The Australian share market experienced a significant downturn, with the S&P/ASX 200 Index (ASX: XJO) heading towards a week-ending slump. In afternoon trading, the benchmark index shed 1.35%, settling at 8,923.1 points. This broad market weakness impacted several prominent companies, with four particular stocks experiencing substantial declines. Let’s delve into the reasons behind their significant drops.
Austal Ltd (ASX: ASB) Faces Earnings Downgrade
The share price of shipbuilder Austal Ltd took a substantial hit, plummeting by 21% to $4.99. This sharp decline was triggered by a disappointing earnings guidance update released on Friday. Austal revealed that it had inadvertently overstated its potential earnings for the current financial year.
The previous guidance had incorporated incentives that had already been recognised within Austal USA’s forecasts. This led to an overstatement of US$17.1 million in its FY 2026 Earnings Before Interest and Tax (EBIT) guidance. Consequently, Austal has revised its FY 2026 EBIT guidance downwards, now projecting approximately A$110 million, a reduction from the previously anticipated A$135 million. This recalibration has understandably rattled investor confidence.
Cochlear Ltd (ASX: COH) Misses Expectations
Cochlear Ltd, a global leader in implantable hearing solutions, also saw its share price tumble by 19% to $199.69. The company released its half-year results this morning, revealing a modest 1% increase in sales revenue, reaching $1.176 billion. However, underlying net profit experienced a more concerning 9% decline, falling to $195 million.
While management has reaffirmed its earnings guidance for FY 2026, it now anticipates performance to be at the lower end of its previously stated range of $435 million to $460 million.
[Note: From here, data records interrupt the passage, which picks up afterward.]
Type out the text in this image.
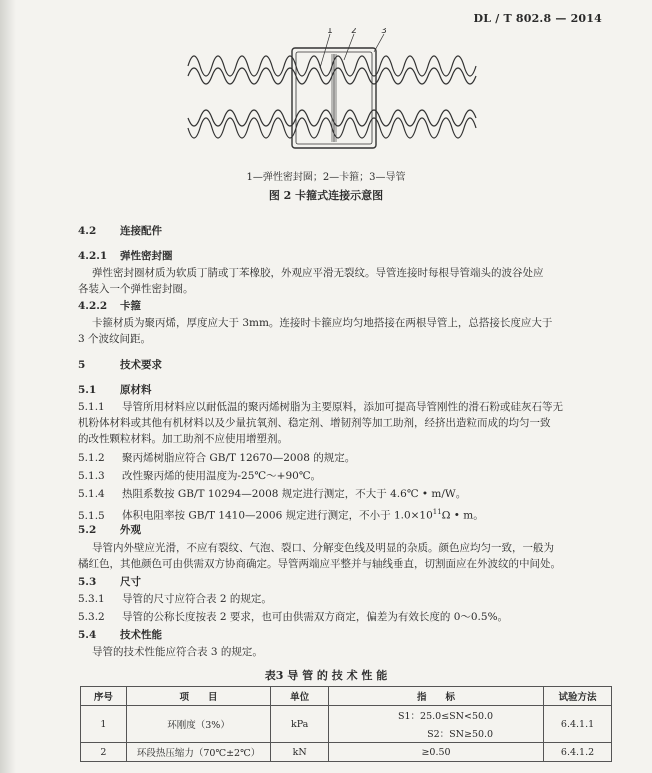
DL / T 802.8 — 2014
1 2	3
1—弹性密封圈；2—卡箍；3—导管
图 2 卡箍式连接示意图
4.2 连接配件
4.2.1 弹性密封圈
弹性密封圈材质为软质丁腈或丁苯橡胶，外观应平滑无裂纹。导管连接时每根导管端头的波谷处应
各装入一个弹性密封圈。
4.2.2 卡箍
卡箍材质为聚丙烯，厚度应大于 3mm。连接时卡箍应均匀地搭接在两根导管上，总搭接长度应大于
3 个波纹间距。
5	技术要求
5.1 原材料
5.1.1 导管所用材料应以耐低温的聚丙烯树脂为主要原料，添加可提高导管刚性的滑石粉或硅灰石等无
机粉体材料或其他有机材料以及少量抗氧剂、稳定剂、增韧剂等加工助剂，经挤出造粒而成的均匀一致
的改性颗粒材料。加工助剂不应使用增塑剂。
5.1.2 聚丙烯树脂应符合 GB/T 12670—2008 的规定。
5.1.3 改性聚丙烯的使用温度为-25℃～+90℃。
5.1.4 热阻系数按 GB/T 10294—2008 规定进行测定，不大于 4.6℃ • m/W。
5.1.5 体积电阻率按 GB/T 1410—2006 规定进行测定，不小于 $1.0\times 10^{11}\Omega$ • m。
5.2 外观
导管内外壁应光滑，不应有裂纹、气泡、裂口、分解变色线及明显的杂质。颜色应均匀一致，一般为
橘红色，其他颜色可由供需双方协商确定。导管两端应平整并与轴线垂直，切割面应在外波纹的中间处。
5.3 尺寸
5.3.1 导管的尺寸应符合表 2 的规定。
5.3.2 导管的公称长度按表 2 要求，也可由供需双方商定，偏差为有效长度的 0～0.5%。
5.4 技术性能
导管的技术性能应符合表 3 的规定。
表3 导 管 的 技 术 性 能
序号	项　　目	单位	指　　标	试验方法
1	环刚度（3%）	kPa	S1：25.0≤SN<50.0	6.4.1.1
			S2：SN≥50.0	
2	环段热压缩力（70℃±2℃）	kN	≥0.50	6.4.1.2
The primary factor contributing to this softer-than-expected performance has been the slower-than-anticipated rollout of Cochlear’s new Nucleus Nexa system. This delay in product adoption has clearly weighed on investor sentiment.
Nick Scali Limited (ASX: NCK) UK Operations Drag Down Performance
Furniture retailer Nick Scali Limited experienced a significant drop in its share price, falling by 19% to $19.31. This decline occurred despite the company reporting strong revenue and profit growth in its half-year results. Nick Scali’s revenue climbed by a healthy 7.2% to $269.3 million, and its net profit surged by an impressive 36.4% to $41 million.
However, investors appear to have been disappointed by the performance of its UK operations. These international ventures posted a loss of $5.6 million for the half-year period, casting a shadow over the otherwise positive domestic results and leading to the substantial share price correction.
WiseTech Global Ltd (ASX: WTC) Caught in Tech Sell-Off
WiseTech Global Ltd, a provider of logistics solutions technology, witnessed its share price fall by a further 10% to $42.61. This decline occurred in the absence of any specific company news. The broader context, however, is a significant sell-off in the technology sector on the ASX.
The S&P/ASX All Technology Index is down by almost 4% this afternoon, indicating widespread weakness among tech stocks. WiseTech shares are now approximately 38% lower year-to-date. Concerns surrounding artificial intelligence disruption have been a persistent headwind for software stocks, and WiseTech has not been immune to these broader market anxieties.
The current market conditions highlight the sensitivity of the Australian stock market to global economic trends and company-specific news. Investors are closely monitoring earnings reports and forward-looking guidance, with even strong underlying performance being overshadowed by specific concerns or sector-wide downturns.